Bangladesh intends to import gas and electricity from Myanmar, a senior government official said, as it looks to boost energy supplies to help spur faster economic growth. Bangladesh Foreign Secretary Mohamed Mijarul Quayes said the issue would be a focal point of two days of secretary-level bilateral talks starting in Dhaka on Tuesday.
"They will include Dhaka's plans to import natural gas and power - which Myanmar has in excess and is ready to sell - to meet our growing demand," Quayes told Reuters in an interview. "We will discuss establishing a hydroelectric plant in Myanmar to import power from there ... "We will also discuss ways to send back Myanmar Muslim refugees huddled in and outside camps in Bangladesh, who are proving to be a formidable burden on this poor and crowded country."
More than 28,000 Myanmar Rohingya Muslims have been living in two UNHCR-run camps in Bangladesh's south-eastern Cox's Bazar district.
Officials and experts have said Bangladesh needs to increase power and gas supplies from sources within and outside the country to spur development, fight poverty and push economic growth beyond a figure of around 6 percent.
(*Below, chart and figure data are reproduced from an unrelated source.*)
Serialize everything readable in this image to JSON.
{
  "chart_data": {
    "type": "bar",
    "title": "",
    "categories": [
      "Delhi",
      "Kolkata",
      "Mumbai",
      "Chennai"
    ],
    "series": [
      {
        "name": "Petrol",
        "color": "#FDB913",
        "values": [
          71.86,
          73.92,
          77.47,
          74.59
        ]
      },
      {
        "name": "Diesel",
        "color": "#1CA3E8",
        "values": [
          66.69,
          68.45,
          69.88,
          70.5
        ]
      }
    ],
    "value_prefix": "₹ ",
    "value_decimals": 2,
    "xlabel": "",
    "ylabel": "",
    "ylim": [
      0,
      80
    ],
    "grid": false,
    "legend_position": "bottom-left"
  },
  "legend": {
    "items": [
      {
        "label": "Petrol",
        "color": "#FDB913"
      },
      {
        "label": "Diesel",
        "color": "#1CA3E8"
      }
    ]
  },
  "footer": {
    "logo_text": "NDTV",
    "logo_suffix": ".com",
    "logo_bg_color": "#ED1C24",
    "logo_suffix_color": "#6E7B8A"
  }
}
Prime Minister Sheikh Hasina's government, which took office in January vowing to address these issues, is hopeful of substantially adding power to the national grid over the coming years.
Bangladesh now produces up to 3,800 megawatts (MW) of electricity daily, leaving a shortfall of between 1,200 and 1,500 MW, energy officials said. Bangladesh has 7.2 trillion cubic feet (tcf) of proven gas and 5.5 tcf probable gas reserves, which will be exhausted over the next few years, they said. Some 250,000 Rohingya who fled across the border from Myanmar in early 1992 trying to escape alleged persecution by Yangon military junta, but majority of them had been repatriated by the UNCHCR late that year. The others refused to go back.